# Secondary composite-key pages access

we have this relation
Store: [SID, City, EID]
Employee: [EID, Name, Salary, SID]
Article: [AID, Name, Producer, Price]
Inventory: [AID, SID, Count]
Invoice: [IID, SID, Customer]
Item: [IID, SID, AID, Count]

Store.EID is a foreign key referencing Employee.EID and designates the store manager. Employee.SID is a foreign key referencing Store.SID and describes in which store this employee is employed. The inventory table stores (with foreign keys) how many articles (AID) are in stock at which store (SID). An invoice is generated at a store (SID) and consists of multiple items, where each item is composed of an article (AID) and a count.

The Employee table contains 20 000 employees, of which exactly two tuples t into one page. Each employee has a (uniformly distributed) salary between 20 000 and 100 000. There are 10 stores, each with the same amount of employees. The Employee table has two secondary composite-key indices on (Salary,EID) and (EID,Salary). Both indices are B+ trees with a height of h and each leaf can store 5 references to pages.

The question is Which index requires less page accesses for the query select * from Employee where EID = 5 and Salary > 60000?

So I know that the (EID, Salary) is better to use here, since the EID is unique and it will go to the EID = 5 and then find his salary, however, I find it a little bit confusing because actually, we have one access to the EID 5 then the condition will be checked and we will either get this employee or not. So how can I calculate the costs of each in order to compare between them?

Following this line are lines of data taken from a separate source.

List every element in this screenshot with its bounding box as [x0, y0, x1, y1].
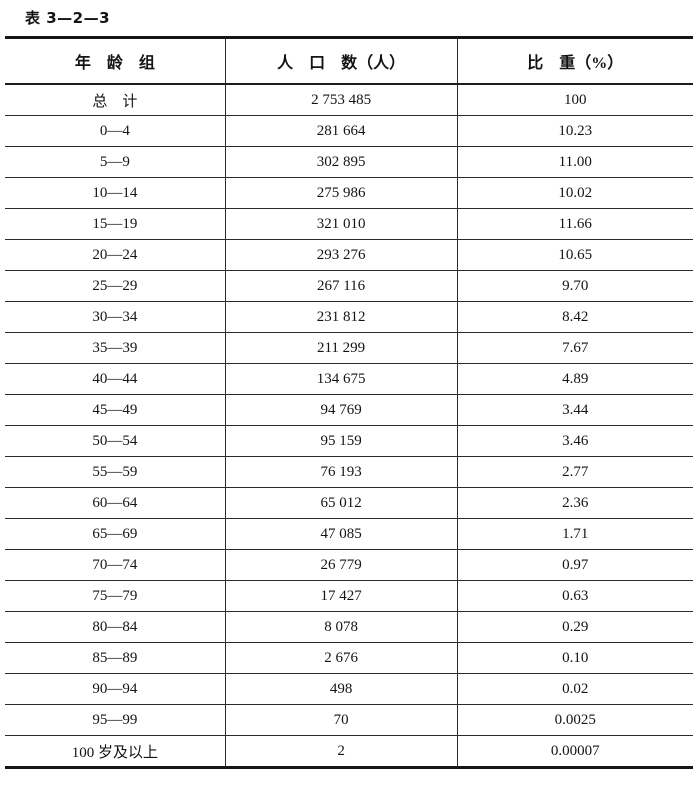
share-cell: 1.71 [456, 518, 693, 550]
age-group-cell: 55—59 [5, 456, 226, 488]
population-cell: 26 779 [224, 549, 457, 581]
column-header-share: 比 重（%） [456, 37, 693, 85]
table-row: 10—14 275 986 10.02 [5, 177, 693, 209]
column-header-population: 人 口 数（人） [224, 37, 457, 85]
table-row: 30—34 231 812 8.42 [5, 301, 693, 333]
table-row: 0—4 281 664 10.23 [5, 115, 693, 147]
age-group-cell: 15—19 [5, 208, 226, 240]
share-cell: 100 [456, 84, 693, 116]
table-caption: 表 3—2—3 [25, 9, 111, 27]
age-group-cell: 25—29 [5, 270, 226, 302]
share-cell: 3.44 [456, 394, 693, 426]
share-cell: 7.67 [456, 332, 693, 364]
population-cell: 2 753 485 [224, 84, 457, 116]
table-row: 90—94 498 0.02 [5, 673, 693, 705]
share-cell: 0.0025 [456, 704, 693, 736]
population-cell: 231 812 [224, 301, 457, 333]
share-cell: 4.89 [456, 363, 693, 395]
share-cell: 11.00 [456, 146, 693, 178]
population-cell: 275 986 [224, 177, 457, 209]
age-group-cell: 85—89 [5, 642, 226, 674]
age-group-cell: 35—39 [5, 332, 226, 364]
share-cell: 0.00007 [456, 735, 693, 768]
table-row: 25—29 267 116 9.70 [5, 270, 693, 302]
header-row: 年 龄 组 人 口 数（人） 比 重（%） [5, 37, 693, 85]
age-group-cell: 20—24 [5, 239, 226, 271]
population-cell: 498 [224, 673, 457, 705]
table-row: 15—19 321 010 11.66 [5, 208, 693, 240]
share-cell: 11.66 [456, 208, 693, 240]
column-header-age-group: 年 龄 组 [5, 37, 226, 85]
age-group-cell: 10—14 [5, 177, 226, 209]
age-group-cell: 30—34 [5, 301, 226, 333]
share-cell: 0.02 [456, 673, 693, 705]
table-row: 60—64 65 012 2.36 [5, 487, 693, 519]
table-row: 40—44 134 675 4.89 [5, 363, 693, 395]
table-row: 35—39 211 299 7.67 [5, 332, 693, 364]
table-body: 总 计 2 753 485 100 0—4 281 664 10.23 5—9 … [5, 84, 693, 768]
population-cell: 76 193 [224, 456, 457, 488]
table-header: 年 龄 组 人 口 数（人） 比 重（%） [5, 37, 693, 85]
population-cell: 2 676 [224, 642, 457, 674]
age-group-cell: 总 计 [5, 84, 226, 116]
age-group-cell: 75—79 [5, 580, 226, 612]
age-group-cell: 80—84 [5, 611, 226, 643]
population-cell: 65 012 [224, 487, 457, 519]
age-group-cell: 100 岁及以上 [71, 744, 158, 761]
age-group-cell: 45—49 [5, 394, 226, 426]
population-cell: 94 769 [224, 394, 457, 426]
age-group-cell: 65—69 [5, 518, 226, 550]
population-cell: 47 085 [224, 518, 457, 550]
share-cell: 9.70 [456, 270, 693, 302]
table-row: 70—74 26 779 0.97 [5, 549, 693, 581]
table-row: 85—89 2 676 0.10 [5, 642, 693, 674]
share-cell: 8.42 [456, 301, 693, 333]
share-cell: 0.10 [456, 642, 693, 674]
population-cell: 211 299 [224, 332, 457, 364]
population-cell: 2 [224, 735, 457, 768]
population-cell: 281 664 [224, 115, 457, 147]
table-row: 80—84 8 078 0.29 [5, 611, 693, 643]
share-cell: 10.02 [456, 177, 693, 209]
table-row: 65—69 47 085 1.71 [5, 518, 693, 550]
population-cell: 321 010 [224, 208, 457, 240]
population-cell: 134 675 [224, 363, 457, 395]
share-cell: 0.29 [456, 611, 693, 643]
age-group-cell: 0—4 [5, 115, 226, 147]
table-row: 95—99 70 0.0025 [5, 704, 693, 736]
table-row: 100 岁及以上 2 0.00007 [5, 735, 693, 768]
population-cell: 17 427 [224, 580, 457, 612]
table-row: 20—24 293 276 10.65 [5, 239, 693, 271]
age-group-cell: 5—9 [5, 146, 226, 178]
age-distribution-table: 年 龄 组 人 口 数（人） 比 重（%） 总 计 2 753 485 100 … [5, 36, 693, 769]
age-group-cell: 50—54 [5, 425, 226, 457]
share-cell: 0.97 [456, 549, 693, 581]
age-group-cell: 90—94 [5, 673, 226, 705]
age-group-cell: 70—74 [5, 549, 226, 581]
table-row: 55—59 76 193 2.77 [5, 456, 693, 488]
share-cell: 3.46 [456, 425, 693, 457]
population-cell: 8 078 [224, 611, 457, 643]
table-row: 5—9 302 895 11.00 [5, 146, 693, 178]
population-cell: 302 895 [224, 146, 457, 178]
population-cell: 95 159 [224, 425, 457, 457]
share-cell: 2.36 [456, 487, 693, 519]
share-cell: 2.77 [456, 456, 693, 488]
population-cell: 267 116 [224, 270, 457, 302]
share-cell: 10.65 [456, 239, 693, 271]
age-group-cell: 95—99 [5, 704, 226, 736]
table-row: 总 计 2 753 485 100 [5, 84, 693, 116]
age-group-cell: 60—64 [5, 487, 226, 519]
share-cell: 0.63 [456, 580, 693, 612]
table-row: 75—79 17 427 0.63 [5, 580, 693, 612]
population-cell: 293 276 [224, 239, 457, 271]
table-row: 50—54 95 159 3.46 [5, 425, 693, 457]
share-cell: 10.23 [456, 115, 693, 147]
population-cell: 70 [224, 704, 457, 736]
age-group-cell: 40—44 [5, 363, 226, 395]
table-row: 45—49 94 769 3.44 [5, 394, 693, 426]
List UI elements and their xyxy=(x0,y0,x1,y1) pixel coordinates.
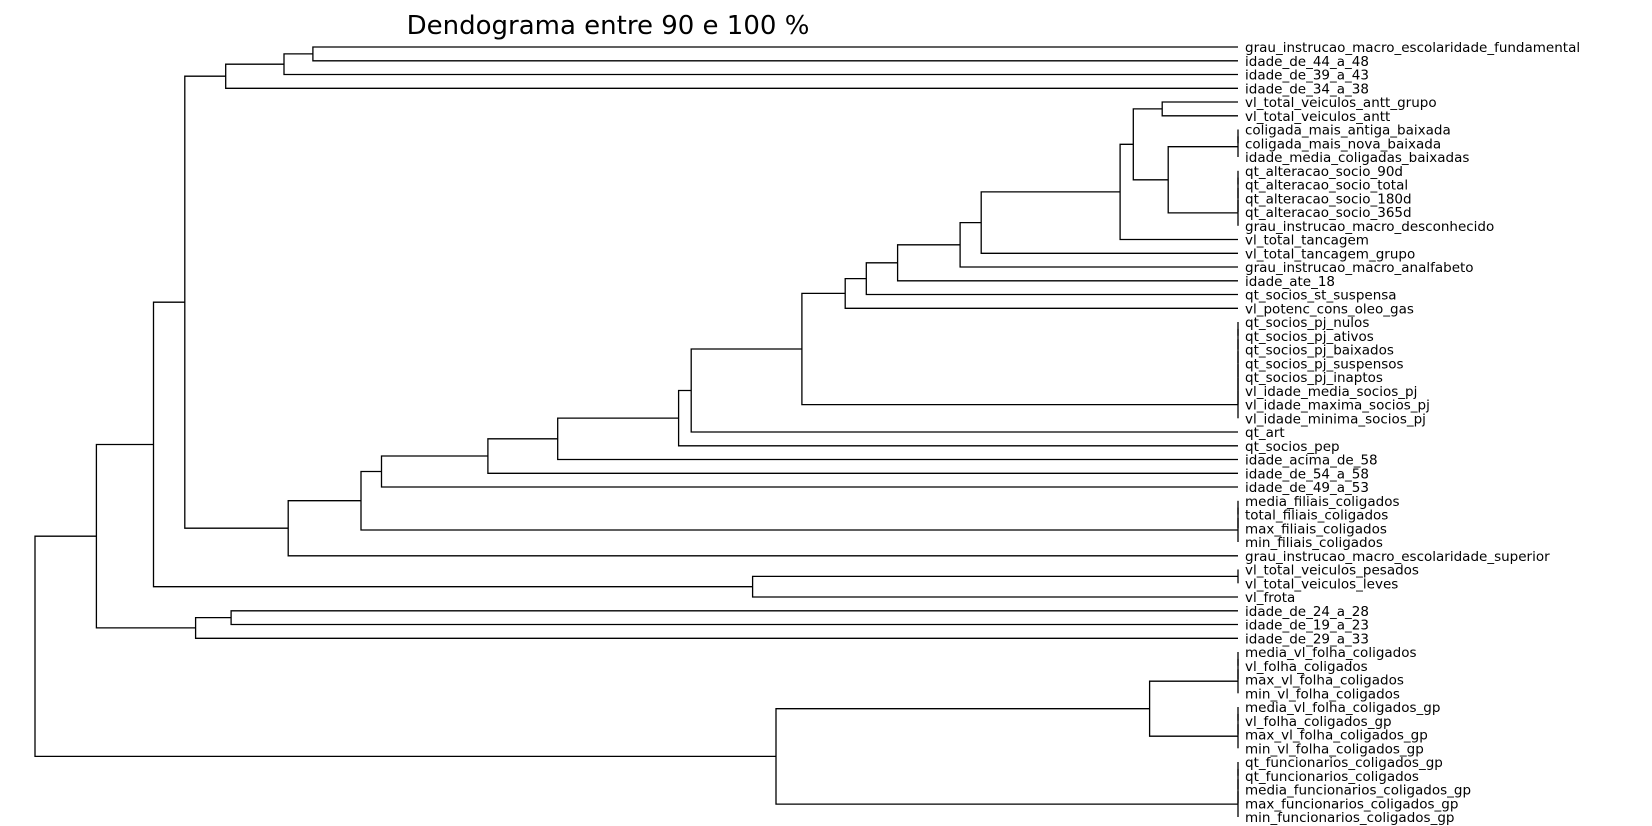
leaf-label: min_vl_folha_coligados xyxy=(1245,686,1400,702)
dendrogram-link xyxy=(380,455,1238,488)
dendrogram-link xyxy=(1132,108,1169,181)
leaf-label: vl_total_veiculos_antt xyxy=(1245,109,1390,125)
leaf-label: qt_funcionarios_coligados xyxy=(1245,769,1419,785)
dendrogram-link xyxy=(34,535,776,758)
leaf-label: coligada_mais_nova_baixada xyxy=(1245,136,1441,152)
leaf-label: grau_instrucao_macro_escolaridade_superi… xyxy=(1245,549,1550,565)
dendrogram-link xyxy=(194,616,1238,639)
leaf-label: qt_socios_pj_ativos xyxy=(1245,329,1374,345)
dendrogram-link xyxy=(751,575,1238,598)
leaf-labels: grau_instrucao_macro_escolaridade_fundam… xyxy=(1245,40,1580,826)
leaf-label: min_funcionarios_coligados_gp xyxy=(1245,810,1454,826)
dendrogram-link xyxy=(801,292,1238,406)
leaf-label: idade_de_54_a_58 xyxy=(1245,466,1369,482)
dendrogram-link xyxy=(896,244,1238,282)
dendrogram-link xyxy=(283,53,1238,76)
leaf-label: grau_instrucao_macro_desconhecido xyxy=(1245,219,1494,235)
dendrogram-link xyxy=(152,301,753,588)
leaf-label: idade_de_49_a_53 xyxy=(1245,480,1369,496)
dendrogram-link xyxy=(225,63,1238,89)
leaf-label: qt_socios_pep xyxy=(1245,439,1340,455)
dendrogram-link xyxy=(690,348,1238,433)
leaf-label: grau_instrucao_macro_escolaridade_fundam… xyxy=(1245,40,1580,56)
leaf-label: min_vl_folha_coligados_gp xyxy=(1245,741,1424,757)
leaf-label: vl_frota xyxy=(1245,590,1295,606)
dendrogram-link xyxy=(95,443,196,629)
leaf-label: idade_de_24_a_28 xyxy=(1245,604,1369,620)
leaf-label: idade_de_19_a_23 xyxy=(1245,618,1369,634)
dendrogram-link xyxy=(312,46,1238,62)
leaf-label: vl_total_tancagem xyxy=(1245,233,1369,249)
leaf-label: idade_acima_de_58 xyxy=(1245,453,1378,469)
dendrogram-link xyxy=(1161,101,1238,117)
dendrogram-link xyxy=(980,191,1238,254)
dendrogram-links xyxy=(34,46,1239,817)
leaf-label: vl_folha_coligados_gp xyxy=(1245,714,1392,730)
dendrogram-link xyxy=(360,470,1238,531)
dendrogram-link xyxy=(775,708,1238,805)
dendrogram-link xyxy=(677,389,1238,447)
leaf-label: idade_ate_18 xyxy=(1245,274,1335,290)
leaf-label: qt_funcionarios_coligados_gp xyxy=(1245,755,1443,771)
leaf-label: idade_de_39_a_43 xyxy=(1245,68,1369,84)
leaf-label: idade_media_coligadas_baixadas xyxy=(1245,150,1469,166)
leaf-label: idade_de_44_a_48 xyxy=(1245,54,1369,70)
leaf-label: max_funcionarios_coligados_gp xyxy=(1245,796,1458,812)
leaf-label: media_vl_folha_coligados xyxy=(1245,645,1417,661)
leaf-label: vl_total_veiculos_pesados xyxy=(1245,563,1419,579)
leaf-label: media_filiais_coligados xyxy=(1245,494,1400,510)
leaf-label: qt_art xyxy=(1245,425,1285,441)
leaf-label: qt_socios_pj_nulos xyxy=(1245,315,1369,331)
leaf-label: total_filiais_coligados xyxy=(1245,508,1388,524)
leaf-label: qt_socios_pj_inaptos xyxy=(1245,370,1383,386)
leaf-label: vl_potenc_cons_oleo_gas xyxy=(1245,301,1414,317)
dendrogram-link xyxy=(1148,680,1238,737)
leaf-label: vl_total_tancagem_grupo xyxy=(1245,246,1415,262)
leaf-label: idade_de_34_a_38 xyxy=(1245,81,1369,97)
leaf-label: qt_alteracao_socio_365d xyxy=(1245,205,1412,221)
dendrogram-link xyxy=(557,417,1238,461)
leaf-label: idade_de_29_a_33 xyxy=(1245,631,1369,647)
dendrogram-link xyxy=(230,610,1238,626)
leaf-label: min_filiais_coligados xyxy=(1245,535,1383,551)
leaf-label: grau_instrucao_macro_analfabeto xyxy=(1245,260,1474,276)
leaf-label: qt_socios_pj_suspensos xyxy=(1245,356,1404,372)
leaf-label: vl_idade_minima_socios_pj xyxy=(1245,411,1426,427)
dendrogram-link xyxy=(959,221,1238,268)
leaf-label: vl_total_veiculos_leves xyxy=(1245,576,1398,592)
leaf-label: vl_idade_maxima_socios_pj xyxy=(1245,398,1430,414)
leaf-label: media_vl_folha_coligados_gp xyxy=(1245,700,1440,716)
dendrogram-link xyxy=(1119,143,1238,241)
leaf-label: vl_folha_coligados xyxy=(1245,659,1368,675)
leaf-label: qt_socios_st_suspensa xyxy=(1245,288,1397,304)
leaf-label: vl_idade_media_socios_pj xyxy=(1245,384,1417,400)
dendrogram-link xyxy=(287,500,1238,557)
dendrogram-link xyxy=(844,277,1238,309)
leaf-label: media_funcionarios_coligados_gp xyxy=(1245,783,1471,799)
chart-title: Dendograma entre 90 e 100 % xyxy=(407,11,810,41)
dendrogram-link xyxy=(1167,146,1238,214)
leaf-label: qt_alteracao_socio_total xyxy=(1245,178,1408,194)
leaf-label: qt_socios_pj_baixados xyxy=(1245,343,1394,359)
leaf-label: max_filiais_coligados xyxy=(1245,521,1387,537)
leaf-label: qt_alteracao_socio_90d xyxy=(1245,164,1403,180)
leaf-label: vl_total_veiculos_antt_grupo xyxy=(1245,95,1437,111)
leaf-label: max_vl_folha_coligados_gp xyxy=(1245,728,1428,744)
dendrogram-link xyxy=(184,75,289,529)
leaf-label: max_vl_folha_coligados xyxy=(1245,673,1404,689)
dendrogram-link xyxy=(487,438,1238,474)
leaf-label: qt_alteracao_socio_180d xyxy=(1245,191,1412,207)
leaf-label: coligada_mais_antiga_baixada xyxy=(1245,123,1451,139)
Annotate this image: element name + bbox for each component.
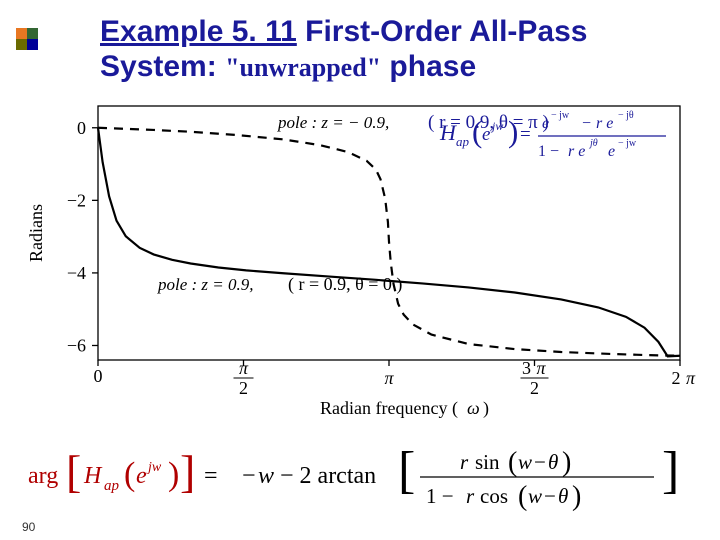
svg-text:Radian frequency (: Radian frequency ( — [320, 398, 458, 419]
page-number: 90 — [22, 520, 35, 534]
svg-text:): ) — [168, 456, 179, 493]
title-quoted: "unwrapped" — [225, 53, 381, 82]
svg-text:θ: θ — [558, 484, 568, 508]
svg-text:(: ( — [518, 481, 527, 512]
title-tail: phase — [381, 50, 476, 83]
svg-text:1 −: 1 − — [426, 484, 454, 508]
svg-text:jθ: jθ — [588, 138, 598, 149]
svg-text:]: ] — [180, 446, 195, 497]
svg-text:(: ( — [508, 447, 517, 478]
svg-text:=: = — [520, 124, 531, 145]
svg-text:− jw: − jw — [551, 110, 570, 121]
svg-text:0: 0 — [77, 118, 86, 138]
svg-text:H: H — [83, 463, 103, 489]
svg-text:ap: ap — [104, 478, 120, 494]
svg-text:−: − — [242, 463, 256, 489]
svg-text:−6: −6 — [67, 335, 86, 355]
svg-text:]: ] — [662, 442, 679, 499]
svg-text:jw: jw — [490, 119, 503, 133]
svg-text:( r = 0.9, θ = 0 ): ( r = 0.9, θ = 0 ) — [288, 274, 402, 295]
svg-text:3: 3 — [522, 358, 531, 378]
svg-text:r: r — [460, 450, 469, 474]
svg-text:sin: sin — [475, 450, 500, 474]
svg-text:[: [ — [398, 442, 415, 499]
svg-text:0: 0 — [94, 366, 103, 386]
svg-text:w: w — [528, 484, 542, 508]
svg-text:cos: cos — [480, 484, 508, 508]
svg-text:): ) — [562, 447, 571, 478]
svg-text:arg: arg — [28, 463, 58, 489]
svg-text:− 2 arctan: − 2 arctan — [280, 463, 376, 489]
svg-text:1 −: 1 − — [538, 143, 559, 160]
svg-text:e: e — [136, 463, 147, 489]
svg-text:− jw: − jw — [618, 138, 637, 149]
svg-text:π: π — [686, 368, 696, 388]
svg-text:2: 2 — [239, 378, 248, 398]
svg-text:−2: −2 — [67, 190, 86, 210]
svg-text:−4: −4 — [67, 263, 86, 283]
svg-text:r e: r e — [596, 115, 613, 132]
svg-text:e: e — [482, 124, 490, 145]
svg-text:π: π — [384, 368, 394, 388]
title-example: Example 5. 11 — [100, 15, 297, 48]
svg-text:r: r — [466, 484, 475, 508]
svg-text:π: π — [239, 358, 249, 378]
svg-text:[: [ — [66, 446, 81, 497]
svg-text:(: ( — [124, 456, 135, 493]
phase-equation: arg[Hap(ejw)]=−w− 2 arctan[]rsin(w−θ)1 −… — [28, 439, 700, 526]
svg-text:e: e — [608, 143, 615, 160]
svg-text:w: w — [518, 450, 532, 474]
svg-text:r e: r e — [568, 143, 585, 160]
svg-text:−: − — [534, 450, 546, 474]
svg-text:ω: ω — [467, 398, 480, 418]
svg-text:pole : z = 0.9,: pole : z = 0.9, — [157, 275, 254, 294]
svg-text:2: 2 — [672, 368, 681, 388]
svg-text:e: e — [542, 115, 549, 132]
svg-text:−: − — [544, 484, 556, 508]
svg-text:π: π — [537, 358, 547, 378]
svg-text:2: 2 — [530, 378, 539, 398]
svg-text:(: ( — [472, 114, 482, 149]
phase-chart: 0−2−4−60π2π3π22πRadiansRadian frequency … — [20, 100, 700, 420]
svg-text:− jθ: − jθ — [618, 110, 634, 121]
svg-text:w: w — [258, 463, 274, 489]
svg-text:=: = — [204, 463, 218, 489]
svg-text:pole : z = − 0.9,: pole : z = − 0.9, — [277, 113, 389, 132]
slide-title: Example 5. 11 First-Order All-Pass Syste… — [100, 14, 704, 85]
svg-text:θ: θ — [548, 450, 558, 474]
svg-text:H: H — [439, 120, 457, 145]
svg-text:): ) — [483, 398, 489, 419]
svg-text:): ) — [508, 114, 518, 149]
svg-text:jw: jw — [146, 460, 162, 475]
svg-text:ap: ap — [456, 134, 470, 149]
accent-squares — [16, 28, 38, 50]
svg-text:Radians: Radians — [26, 204, 46, 262]
svg-text:−: − — [582, 115, 591, 132]
svg-text:): ) — [572, 481, 581, 512]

• So for the index (EID, Salary) you have (in the worst case) 1 page access to read the data plus the ones you need to go through the B-tree (that should be I guess h). And how many will you have (on average and worst case) for the index (Salary, EID) ? Nov 10, 2018 at 20:53
• I do not know how many employees have a salary bigger than 60000 but I know that each one of them earns different salary of the other person so none of them has the same salary, however between 60000 and 100000 there is 40000 so in worst case all the employees have a salary bigger than 60000 so 20000 employees and since each page can contain 2 tuples so we have 10000 pages in worst case I suppose. Nov 10, 2018 at 21:15

Since the index (EID,Salary) has a height of h, the PK on EID must have height <=h. If this is a clustered index, then for <= h LIOs (page reads) the PK can satisfy the query.

Then assuming the PK is not clustered, using the PK costs h or h + 1 LIOs.

condition will be checked and we will either get this employee or not. So how can I calculate the costs of each in order to compare between them?

The probability that the salary >60000 is about 0.5, so you can calculate an expected cost. Using the index on (EID,Salary) has an expected cost of
0.5 * h + 0.5 * (h+1) = h + 0.5 LIOs.

Using the (Salary,EID) index costs h LIOs to seek to the first row with Salary >60000, and then you can scan across the leaf pages to find EID=5, which will require reading (0 -.05] of the total leaf pages. If Employee has 2 rows per page the (Salary, EID) index would have, perhaps, 8 rows per page. So you scan, on average, .25 of the rows or (20,000/8)/4=625. So that would cost, on average 625+h LIOs.